Object Pool (resource pools) provide container to reuse objects that are expensive to create.
Consider a scenario in which instantiating a new object is resource extensive. The Object Pool pattern solves this problem by providing a mechanism for creating object only when there no cached instance.
The Object Pool pattern can be used in cases where:
- Application contains objects which are expensive to create, resource and performance wise.
- Clients require same resource but at different time period.
- When created objects are reusable.
- When we are working on a job that allocates and re-allocates many objects.
- Client: the client uses pooled object type (reusable objects).
- Reusable Pool: they manage reusable objects for the client.
- Object Pool: they manage and maintain available objects and collect objects that are requested.

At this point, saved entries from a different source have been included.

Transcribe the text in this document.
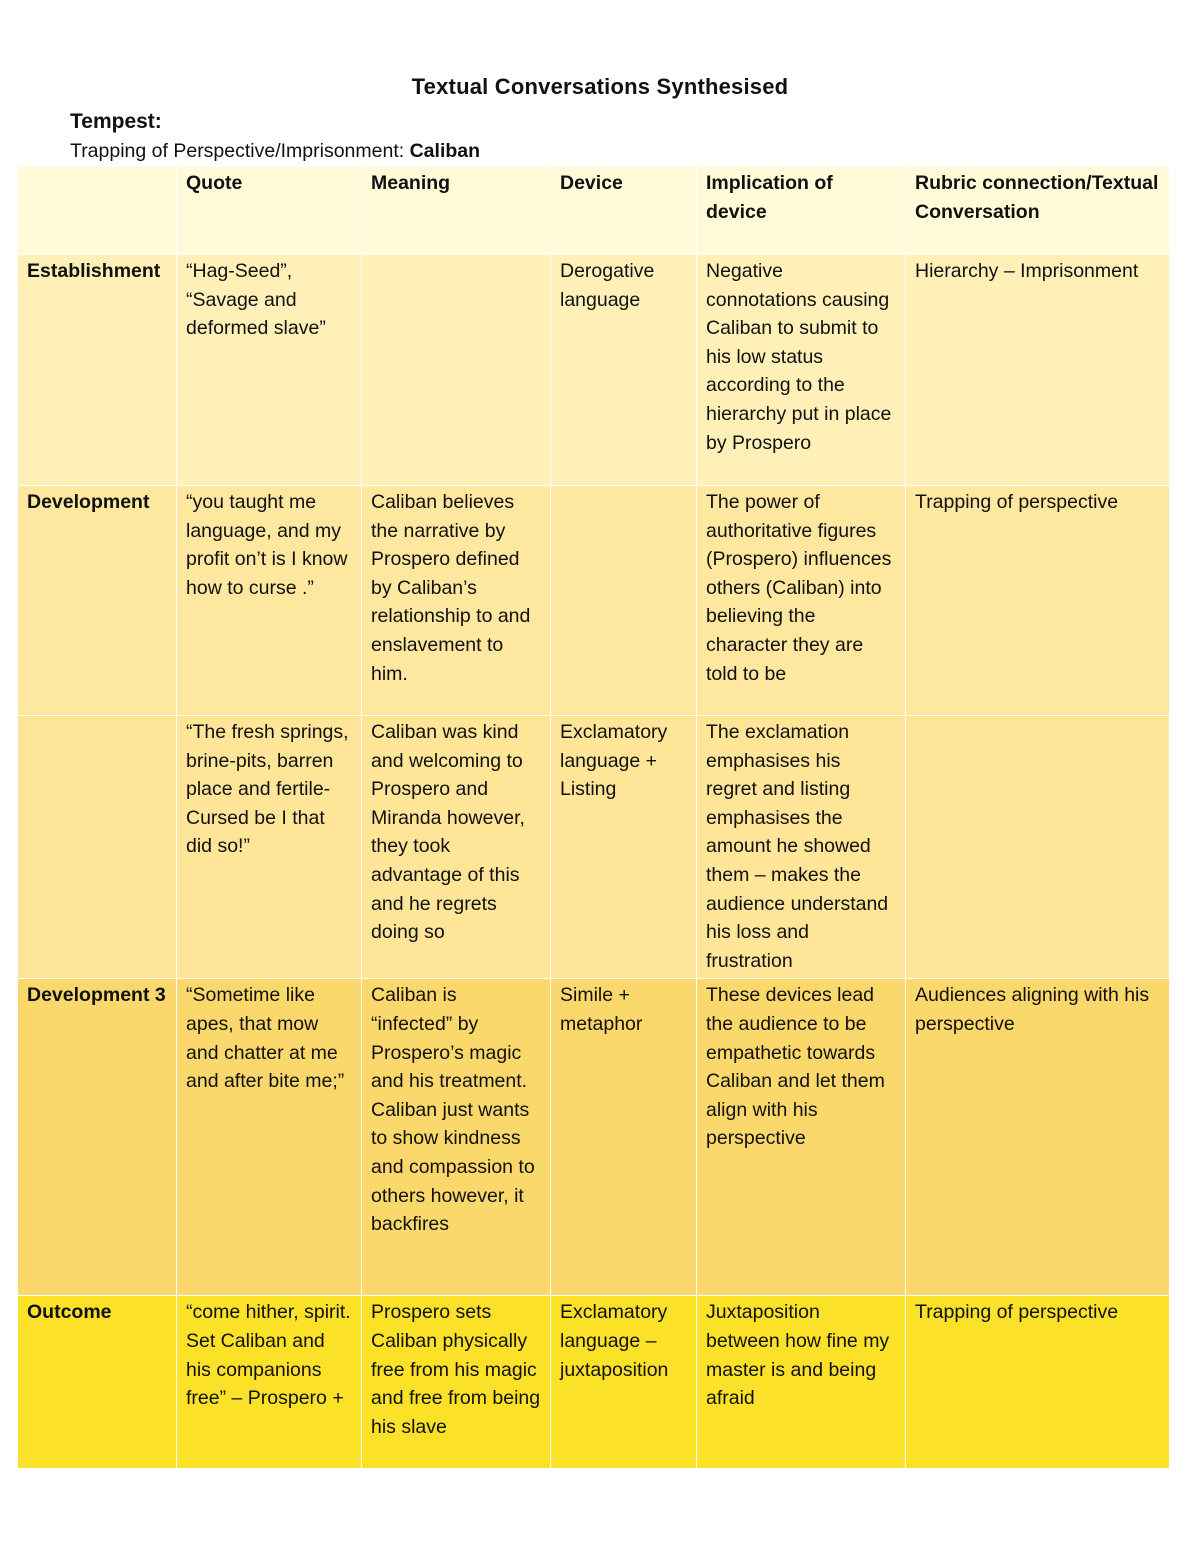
Textual Conversations Synthesised
Tempest:
Trapping of Perspective/Imprisonment: Caliban
	Quote	Meaning	Device	Implication of device	Rubric connection/Textual Conversation
Establishment	“Hag-Seed”, “Savage and deformed slave”		Derogative language	Negative connotations causing Caliban to submit to his low status according to the hierarchy put in place by Prospero	Hierarchy – Imprisonment
Development	“you taught me language, and my profit on’t is I know how to curse .”	Caliban believes the narrative by Prospero defined by Caliban’s relationship to and enslavement to him.		The power of authoritative figures (Prospero) influences others (Caliban) into believing the character they are told to be	Trapping of perspective
	“The fresh springs, brine-pits, barren place and fertile- Cursed be I that did so!”	Caliban was kind and welcoming to Prospero and Miranda however, they took advantage of this and he regrets doing so	Exclamatory language + Listing	The exclamation emphasises his regret and listing emphasises the amount he showed them – makes the audience understand his loss and frustration	
Development 3	“Sometime like apes, that mow and chatter at me and after bite me;”	Caliban is “infected” by Prospero’s magic and his treatment. Caliban just wants to show kindness and compassion to others however, it backfires	Simile + metaphor	These devices lead the audience to be empathetic towards Caliban and let them align with his perspective	Audiences aligning with his perspective
Outcome	“come hither, spirit. Set Caliban and his companions free” – Prospero +	Prospero sets Caliban physically free from his magic and free from being his slave	Exclamatory language – juxtaposition	Juxtaposition between how fine my master is and being afraid	Trapping of perspective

- Clients configure object pool objects
- It increases performance.
- Since it uses pools it is easier to manage and reuse, share objects.

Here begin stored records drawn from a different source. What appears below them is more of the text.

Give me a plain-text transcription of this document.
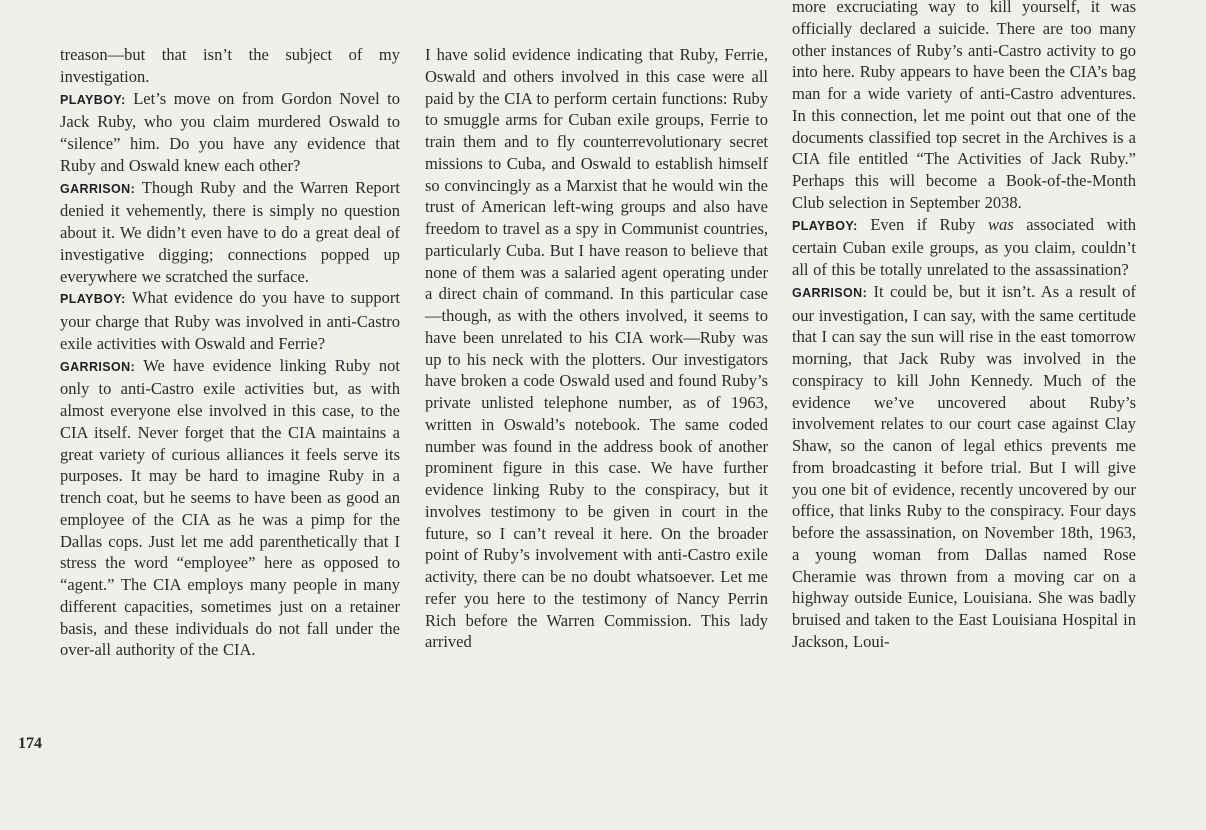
treason—but that isn’t the subject of my investigation.

PLAYBOY: Let’s move on from Gordon Novel to Jack Ruby, who you claim murdered Oswald to “silence” him. Do you have any evidence that Ruby and Oswald knew each other?

GARRISON: Though Ruby and the Warren Report denied it vehemently, there is simply no question about it. We didn’t even have to do a great deal of investigative digging; connections popped up everywhere we scratched the surface.

PLAYBOY: What evidence do you have to support your charge that Ruby was involved in anti-Castro exile activities with Oswald and Ferrie?

GARRISON: We have evidence linking Ruby not only to anti-Castro exile activities but, as with almost everyone else involved in this case, to the CIA itself. Never forget that the CIA maintains a great variety of curious alliances it feels serve its purposes. It may be hard to imagine Ruby in a trench coat, but he seems to have been as good an employee of the CIA as he was a pimp for the Dallas cops. Just let me add parenthetically that I stress the word “employee” here as opposed to “agent.” The CIA employs many people in many different capacities, sometimes just on a retainer basis, and these individuals do not fall under the over-all authority of the CIA.

I have solid evidence indicating that Ruby, Ferrie, Oswald and others involved in this case were all paid by the CIA to perform certain functions: Ruby to smuggle arms for Cuban exile groups, Ferrie to train them and to fly counterrevolutionary secret missions to Cuba, and Oswald to establish himself so convincingly as a Marxist that he would win the trust of American left-wing groups and also have freedom to travel as a spy in Communist countries, particularly Cuba. But I have reason to believe that none of them was a salaried agent operating under a direct chain of command. In this particular case—though, as with the others involved, it seems to have been unrelated to his CIA work—Ruby was up to his neck with the plotters. Our investigators have broken a code Oswald used and found Ruby’s private unlisted telephone number, as of 1963, written in Oswald’s notebook. The same coded number was found in the address book of another prominent figure in this case. We have further evidence linking Ruby to the conspiracy, but it involves testimony to be given in court in the future, so I can’t reveal it here. On the broader point of Ruby’s involvement with anti-Castro exile activity, there can be no doubt whatsoever. Let me refer you here to the testimony of Nancy Perrin Rich before the Warren Commission. This lady arrived

more excruciating way to kill yourself, it was officially declared a suicide. There are too many other instances of Ruby’s anti-Castro activity to go into here. Ruby appears to have been the CIA’s bag man for a wide variety of anti-Castro adventures. In this connection, let me point out that one of the documents classified top secret in the Archives is a CIA file entitled “The Activities of Jack Ruby.” Perhaps this will become a Book-of-the-Month Club selection in September 2038.

PLAYBOY: Even if Ruby was associated with certain Cuban exile groups, as you claim, couldn’t all of this be totally unrelated to the assassination?

GARRISON: It could be, but it isn’t. As a result of our investigation, I can say, with the same certitude that I can say the sun will rise in the east tomorrow morning, that Jack Ruby was involved in the conspiracy to kill John Kennedy. Much of the evidence we’ve uncovered about Ruby’s involvement relates to our court case against Clay Shaw, so the canon of legal ethics prevents me from broadcasting it before trial. But I will give you one bit of evidence, recently uncovered by our office, that links Ruby to the conspiracy. Four days before the assassination, on November 18th, 1963, a young woman from Dallas named Rose Cheramie was thrown from a moving car on a highway outside Eunice, Louisiana. She was badly bruised and taken to the East Louisiana Hospital in Jackson, Loui-

174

- It reduces time since objects are in pools one can reuse them which decreases significant amount of time.
- When reusing objects from the pool unless previous state is changed(reset) it has different output than expected.
- Once an object is used unless it is sent back (released) to the pool it can’t be used (dependent on the client).
The object pool creates objects to be used again (reusable) so when an object is needed it is fetched from the pool or if an object is already waiting it is then returned. Pools are where reusable objects are stored once the object is released it is sent back to the pool.
The implementation of an object pool must also consider a multi-threaded environment. If different threads access the pool concurrently a consistency error will occur. For this reason access to the object pool must be synchronized.
Let’s suppose in the cafe explained in the introduction of the series, the menus are printed out for every new customer, and are thrown out when the customer leaves. The owners have now realized this is very cost inefficient. They now want to reuse the menus and only print new ones when necessary.
To solve this problem, we first create a generic object pool
class with an abstract create method. Then we use this class to make a concrete
EnglishMenuPool. Now we can use checkout and check-in methods to reuse menu object and create new ones when all objects are in use.